I’m not going to dig into a lot of technical details in this post – those will be forthcoming – but I would like to give a high-level overview of what we’ve done and why we’ve done it. Let’s start with motivation.

We’ve received a lot of feedback on StreamInsight 2.0 and earlier. To sketch some, we’ve heard that:

  • The object model is somewhat hard to understand. E.g., what exactly is a query vs. a query template?
  • It’s difficult to write the basic plumbing. And the state machine adapters need to adhere to makes them particularly hard to write.
  • Although many of the aforementioned problems can be avoided by using sequence input (IObservables and IEnumerables) and output, they are restricted to the embedded host: as soon as you want to run remotely, you have to use adapters and the full object model.
  • Using checkpointing likewise requires that you abandon sequence input.
  • The query topologies supported by checkpointing are too limited. In particular, many users want to have a single query connect to a remote data source, ingest the data into StreamInsight, and present it to other queries. This is done through the use of published streams, the use of which precludes checkpointing.
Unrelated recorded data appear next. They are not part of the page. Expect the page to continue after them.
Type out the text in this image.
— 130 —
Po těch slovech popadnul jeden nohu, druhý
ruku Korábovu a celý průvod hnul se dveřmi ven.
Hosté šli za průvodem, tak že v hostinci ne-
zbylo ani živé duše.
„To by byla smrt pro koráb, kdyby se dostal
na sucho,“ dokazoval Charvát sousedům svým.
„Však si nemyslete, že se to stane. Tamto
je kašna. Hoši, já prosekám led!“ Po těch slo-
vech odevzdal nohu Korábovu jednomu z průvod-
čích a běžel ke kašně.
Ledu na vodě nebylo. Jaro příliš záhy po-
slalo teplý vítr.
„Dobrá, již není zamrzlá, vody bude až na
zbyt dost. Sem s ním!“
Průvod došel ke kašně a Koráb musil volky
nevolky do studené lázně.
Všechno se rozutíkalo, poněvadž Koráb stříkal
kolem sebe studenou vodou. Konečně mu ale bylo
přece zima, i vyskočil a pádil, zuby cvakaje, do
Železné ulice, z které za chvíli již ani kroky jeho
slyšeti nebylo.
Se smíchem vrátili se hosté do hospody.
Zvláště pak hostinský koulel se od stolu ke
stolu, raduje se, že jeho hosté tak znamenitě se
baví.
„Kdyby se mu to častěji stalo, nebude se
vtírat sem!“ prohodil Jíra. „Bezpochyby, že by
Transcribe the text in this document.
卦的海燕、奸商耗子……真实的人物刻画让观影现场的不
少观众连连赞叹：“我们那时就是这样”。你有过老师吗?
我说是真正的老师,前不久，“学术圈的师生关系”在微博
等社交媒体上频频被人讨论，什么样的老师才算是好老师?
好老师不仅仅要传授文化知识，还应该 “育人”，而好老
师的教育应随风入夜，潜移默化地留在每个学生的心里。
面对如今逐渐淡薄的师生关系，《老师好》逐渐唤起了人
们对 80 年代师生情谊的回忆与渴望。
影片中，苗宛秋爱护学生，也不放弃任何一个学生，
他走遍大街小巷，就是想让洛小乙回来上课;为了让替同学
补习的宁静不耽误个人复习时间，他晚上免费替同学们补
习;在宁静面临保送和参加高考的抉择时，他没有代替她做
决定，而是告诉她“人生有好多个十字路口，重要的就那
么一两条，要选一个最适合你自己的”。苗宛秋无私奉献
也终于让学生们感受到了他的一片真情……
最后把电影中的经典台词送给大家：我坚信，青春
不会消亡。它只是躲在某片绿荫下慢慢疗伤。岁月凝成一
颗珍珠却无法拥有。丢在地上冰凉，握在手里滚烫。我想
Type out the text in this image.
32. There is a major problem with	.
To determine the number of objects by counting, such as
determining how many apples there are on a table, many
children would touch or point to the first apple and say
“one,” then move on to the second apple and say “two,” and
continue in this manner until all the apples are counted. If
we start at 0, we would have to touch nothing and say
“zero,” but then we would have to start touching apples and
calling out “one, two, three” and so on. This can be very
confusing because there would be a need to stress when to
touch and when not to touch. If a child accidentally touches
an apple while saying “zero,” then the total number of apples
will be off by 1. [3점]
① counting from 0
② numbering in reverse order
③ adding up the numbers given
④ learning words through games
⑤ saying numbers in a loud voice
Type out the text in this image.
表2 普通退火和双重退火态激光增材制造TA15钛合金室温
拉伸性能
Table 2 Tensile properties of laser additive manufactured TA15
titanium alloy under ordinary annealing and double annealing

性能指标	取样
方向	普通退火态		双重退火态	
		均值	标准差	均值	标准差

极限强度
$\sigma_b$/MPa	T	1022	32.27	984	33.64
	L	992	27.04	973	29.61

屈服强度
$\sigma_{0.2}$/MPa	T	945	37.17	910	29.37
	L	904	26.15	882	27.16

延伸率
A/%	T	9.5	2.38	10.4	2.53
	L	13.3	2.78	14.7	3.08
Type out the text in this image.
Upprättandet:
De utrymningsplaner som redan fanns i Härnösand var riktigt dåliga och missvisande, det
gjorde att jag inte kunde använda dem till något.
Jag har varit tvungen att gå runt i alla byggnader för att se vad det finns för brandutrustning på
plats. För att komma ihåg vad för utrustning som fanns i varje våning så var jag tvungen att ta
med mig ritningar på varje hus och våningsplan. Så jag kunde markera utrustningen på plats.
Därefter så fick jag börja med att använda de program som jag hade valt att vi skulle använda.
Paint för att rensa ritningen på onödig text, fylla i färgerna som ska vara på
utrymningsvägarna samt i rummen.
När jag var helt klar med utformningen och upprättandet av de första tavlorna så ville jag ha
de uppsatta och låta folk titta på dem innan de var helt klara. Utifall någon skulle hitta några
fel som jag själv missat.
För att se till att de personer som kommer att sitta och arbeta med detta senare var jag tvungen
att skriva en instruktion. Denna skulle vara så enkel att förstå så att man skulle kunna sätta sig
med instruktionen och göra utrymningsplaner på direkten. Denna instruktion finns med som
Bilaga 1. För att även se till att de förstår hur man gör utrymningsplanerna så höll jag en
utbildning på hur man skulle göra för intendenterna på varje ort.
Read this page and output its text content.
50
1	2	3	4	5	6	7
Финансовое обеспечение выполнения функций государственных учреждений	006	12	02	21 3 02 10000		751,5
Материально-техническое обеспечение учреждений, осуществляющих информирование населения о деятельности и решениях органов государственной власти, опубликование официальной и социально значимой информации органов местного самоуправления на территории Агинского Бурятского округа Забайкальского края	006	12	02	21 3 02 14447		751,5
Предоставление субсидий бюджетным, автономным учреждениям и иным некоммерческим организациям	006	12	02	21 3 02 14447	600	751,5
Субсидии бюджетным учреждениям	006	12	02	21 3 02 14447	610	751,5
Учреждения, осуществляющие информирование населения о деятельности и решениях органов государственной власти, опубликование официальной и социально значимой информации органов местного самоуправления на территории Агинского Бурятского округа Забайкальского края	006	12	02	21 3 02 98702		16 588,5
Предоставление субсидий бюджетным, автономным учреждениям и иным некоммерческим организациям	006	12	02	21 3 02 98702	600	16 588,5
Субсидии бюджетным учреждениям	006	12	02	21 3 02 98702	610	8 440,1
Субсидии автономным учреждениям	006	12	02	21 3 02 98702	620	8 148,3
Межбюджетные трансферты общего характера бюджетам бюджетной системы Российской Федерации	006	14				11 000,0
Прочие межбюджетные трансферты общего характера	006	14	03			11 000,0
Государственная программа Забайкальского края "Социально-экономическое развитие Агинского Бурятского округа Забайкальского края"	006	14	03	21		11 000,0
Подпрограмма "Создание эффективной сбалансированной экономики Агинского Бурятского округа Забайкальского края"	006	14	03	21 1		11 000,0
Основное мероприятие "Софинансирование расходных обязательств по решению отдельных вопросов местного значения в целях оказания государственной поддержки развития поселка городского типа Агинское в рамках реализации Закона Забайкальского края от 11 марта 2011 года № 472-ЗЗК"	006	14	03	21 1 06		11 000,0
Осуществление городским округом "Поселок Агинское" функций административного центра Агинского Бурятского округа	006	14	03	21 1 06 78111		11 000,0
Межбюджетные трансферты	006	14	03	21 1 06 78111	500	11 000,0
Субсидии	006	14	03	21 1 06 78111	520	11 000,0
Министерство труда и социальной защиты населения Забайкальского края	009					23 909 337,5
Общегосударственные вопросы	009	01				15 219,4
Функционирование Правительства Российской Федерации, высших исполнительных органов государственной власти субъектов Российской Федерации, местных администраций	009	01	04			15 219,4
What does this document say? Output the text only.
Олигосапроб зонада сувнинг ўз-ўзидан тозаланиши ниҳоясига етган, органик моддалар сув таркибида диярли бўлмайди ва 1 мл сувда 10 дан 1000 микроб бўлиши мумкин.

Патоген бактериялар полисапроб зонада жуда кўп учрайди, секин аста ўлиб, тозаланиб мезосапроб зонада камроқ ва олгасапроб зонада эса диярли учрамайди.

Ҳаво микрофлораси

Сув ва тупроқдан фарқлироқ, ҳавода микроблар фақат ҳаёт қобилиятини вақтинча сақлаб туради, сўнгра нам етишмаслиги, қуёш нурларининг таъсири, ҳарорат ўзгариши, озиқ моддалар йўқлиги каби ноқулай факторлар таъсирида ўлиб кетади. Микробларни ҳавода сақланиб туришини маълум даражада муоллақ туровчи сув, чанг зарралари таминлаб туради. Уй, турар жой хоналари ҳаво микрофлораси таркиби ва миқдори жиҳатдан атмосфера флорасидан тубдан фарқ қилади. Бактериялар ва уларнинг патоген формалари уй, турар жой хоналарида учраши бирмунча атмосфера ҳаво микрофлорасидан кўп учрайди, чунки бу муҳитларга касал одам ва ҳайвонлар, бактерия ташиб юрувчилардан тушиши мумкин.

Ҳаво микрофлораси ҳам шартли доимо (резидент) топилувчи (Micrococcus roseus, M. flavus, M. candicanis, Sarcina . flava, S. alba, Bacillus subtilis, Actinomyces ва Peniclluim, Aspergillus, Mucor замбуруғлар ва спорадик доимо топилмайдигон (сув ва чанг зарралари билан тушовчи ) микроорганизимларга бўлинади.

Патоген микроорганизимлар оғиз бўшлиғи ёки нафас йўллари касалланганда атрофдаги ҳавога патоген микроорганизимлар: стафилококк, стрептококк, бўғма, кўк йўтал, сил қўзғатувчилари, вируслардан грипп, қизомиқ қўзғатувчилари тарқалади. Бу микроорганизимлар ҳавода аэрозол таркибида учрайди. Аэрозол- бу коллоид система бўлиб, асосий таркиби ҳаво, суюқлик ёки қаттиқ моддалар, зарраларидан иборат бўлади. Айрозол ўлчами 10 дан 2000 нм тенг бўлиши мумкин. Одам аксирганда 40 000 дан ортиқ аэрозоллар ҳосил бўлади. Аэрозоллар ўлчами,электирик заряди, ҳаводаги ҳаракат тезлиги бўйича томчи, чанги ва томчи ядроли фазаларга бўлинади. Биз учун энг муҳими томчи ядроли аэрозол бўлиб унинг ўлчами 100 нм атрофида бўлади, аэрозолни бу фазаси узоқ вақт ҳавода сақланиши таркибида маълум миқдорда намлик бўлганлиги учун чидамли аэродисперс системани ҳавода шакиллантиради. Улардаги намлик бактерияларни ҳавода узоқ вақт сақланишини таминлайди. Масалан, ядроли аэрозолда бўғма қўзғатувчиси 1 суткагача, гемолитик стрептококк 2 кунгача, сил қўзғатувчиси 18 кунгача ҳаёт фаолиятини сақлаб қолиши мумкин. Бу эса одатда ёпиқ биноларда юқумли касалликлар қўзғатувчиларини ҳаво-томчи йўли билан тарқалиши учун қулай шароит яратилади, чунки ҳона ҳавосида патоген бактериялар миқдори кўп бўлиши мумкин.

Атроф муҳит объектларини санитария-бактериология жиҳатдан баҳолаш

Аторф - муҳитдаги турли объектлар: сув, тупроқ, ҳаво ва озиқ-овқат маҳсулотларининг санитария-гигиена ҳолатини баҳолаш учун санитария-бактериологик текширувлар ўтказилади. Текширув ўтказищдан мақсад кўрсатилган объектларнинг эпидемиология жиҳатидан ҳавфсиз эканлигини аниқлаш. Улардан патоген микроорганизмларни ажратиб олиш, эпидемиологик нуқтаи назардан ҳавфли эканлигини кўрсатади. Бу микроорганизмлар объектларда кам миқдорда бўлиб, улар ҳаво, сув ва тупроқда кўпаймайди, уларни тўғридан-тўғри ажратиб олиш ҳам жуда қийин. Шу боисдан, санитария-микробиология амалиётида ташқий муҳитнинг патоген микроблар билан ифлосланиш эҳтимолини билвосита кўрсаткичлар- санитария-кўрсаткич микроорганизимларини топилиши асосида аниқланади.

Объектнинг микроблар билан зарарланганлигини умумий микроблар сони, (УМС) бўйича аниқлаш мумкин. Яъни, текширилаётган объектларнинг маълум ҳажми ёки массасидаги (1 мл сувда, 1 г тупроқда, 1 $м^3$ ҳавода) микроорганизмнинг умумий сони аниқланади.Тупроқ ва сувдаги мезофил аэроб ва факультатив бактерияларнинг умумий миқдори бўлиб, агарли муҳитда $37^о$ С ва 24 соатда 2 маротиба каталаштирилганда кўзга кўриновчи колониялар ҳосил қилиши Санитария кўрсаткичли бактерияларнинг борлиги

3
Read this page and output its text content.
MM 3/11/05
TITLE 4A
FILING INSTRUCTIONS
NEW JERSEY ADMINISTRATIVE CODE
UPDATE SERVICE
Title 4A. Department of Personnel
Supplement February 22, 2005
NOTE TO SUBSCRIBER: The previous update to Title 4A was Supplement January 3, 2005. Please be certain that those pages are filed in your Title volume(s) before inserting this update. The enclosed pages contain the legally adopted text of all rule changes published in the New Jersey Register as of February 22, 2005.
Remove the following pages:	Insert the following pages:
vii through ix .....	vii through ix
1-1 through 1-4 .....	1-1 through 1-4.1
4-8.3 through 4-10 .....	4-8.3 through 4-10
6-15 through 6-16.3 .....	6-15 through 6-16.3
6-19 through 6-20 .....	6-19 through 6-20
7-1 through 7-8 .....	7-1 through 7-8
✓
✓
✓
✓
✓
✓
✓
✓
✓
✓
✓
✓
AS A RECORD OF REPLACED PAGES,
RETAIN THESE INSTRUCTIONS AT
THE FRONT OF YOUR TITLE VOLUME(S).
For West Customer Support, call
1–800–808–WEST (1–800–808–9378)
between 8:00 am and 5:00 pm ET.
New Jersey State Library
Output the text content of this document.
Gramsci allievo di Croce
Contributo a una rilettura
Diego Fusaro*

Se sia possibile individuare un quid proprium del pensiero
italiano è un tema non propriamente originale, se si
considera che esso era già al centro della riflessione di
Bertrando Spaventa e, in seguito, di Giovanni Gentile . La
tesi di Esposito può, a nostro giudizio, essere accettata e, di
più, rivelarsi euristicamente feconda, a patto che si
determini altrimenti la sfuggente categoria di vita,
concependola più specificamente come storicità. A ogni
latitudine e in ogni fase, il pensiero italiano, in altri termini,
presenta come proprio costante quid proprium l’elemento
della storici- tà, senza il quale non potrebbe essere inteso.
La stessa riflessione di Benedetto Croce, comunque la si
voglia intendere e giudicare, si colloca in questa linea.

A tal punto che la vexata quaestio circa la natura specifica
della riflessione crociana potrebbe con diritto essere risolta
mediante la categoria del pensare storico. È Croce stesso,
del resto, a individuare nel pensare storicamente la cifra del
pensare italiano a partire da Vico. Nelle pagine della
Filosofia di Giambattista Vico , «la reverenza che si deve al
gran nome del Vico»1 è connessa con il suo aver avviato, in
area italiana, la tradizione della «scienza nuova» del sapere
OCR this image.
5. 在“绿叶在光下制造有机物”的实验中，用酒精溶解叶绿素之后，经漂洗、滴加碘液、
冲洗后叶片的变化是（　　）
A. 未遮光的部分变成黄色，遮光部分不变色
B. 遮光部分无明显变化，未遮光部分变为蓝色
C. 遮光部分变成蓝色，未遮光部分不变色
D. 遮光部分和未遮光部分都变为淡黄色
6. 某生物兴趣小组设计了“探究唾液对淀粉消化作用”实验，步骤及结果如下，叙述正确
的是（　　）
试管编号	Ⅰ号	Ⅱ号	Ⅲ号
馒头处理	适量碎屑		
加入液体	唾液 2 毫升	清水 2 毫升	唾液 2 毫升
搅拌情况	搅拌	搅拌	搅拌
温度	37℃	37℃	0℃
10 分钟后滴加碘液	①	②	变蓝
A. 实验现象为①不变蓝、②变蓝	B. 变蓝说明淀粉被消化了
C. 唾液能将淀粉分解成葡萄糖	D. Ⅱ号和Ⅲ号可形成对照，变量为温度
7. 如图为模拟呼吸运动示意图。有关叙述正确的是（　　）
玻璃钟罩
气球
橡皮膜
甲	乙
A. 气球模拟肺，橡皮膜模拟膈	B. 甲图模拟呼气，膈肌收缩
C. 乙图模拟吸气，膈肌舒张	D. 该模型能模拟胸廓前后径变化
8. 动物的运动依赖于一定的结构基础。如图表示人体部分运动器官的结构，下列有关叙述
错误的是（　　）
In addition to this, the Reactive (Rx) community has been asking for a server like our remote host.

While any code written against StreamInsight 2.0 and earlier remains supported, StreamInsight 2.1 includes a rather large update to our programming surface that address all of these. We have:

  • Created a new object model that is much more clear and consistent. We’ll talk about details in another post, but this object model is heavily influenced by Reactive’s sources, sinks, and subjects.
  • Supported observable and enumerable workflows in the server. These can be combined with temporal logic or used independently. E.g., you can use Rx to marshal data into StreamInsight, or you can use the server to host solely-Rx pipelines – whichever best matches your workflow.
  • Eliminated the need to use the complex adapter contracts in most cases. Instead of adapters, ingress and egress can be handled with observables and enumerables. Adapters remain fully supported in the new model, so you can continue to use them.
  • Expanded the set of workloads that support checkpointing to include those with shared computation.

We’ll be sharing more details about the upcoming release over the next few weeks.

Cheers
-Isaac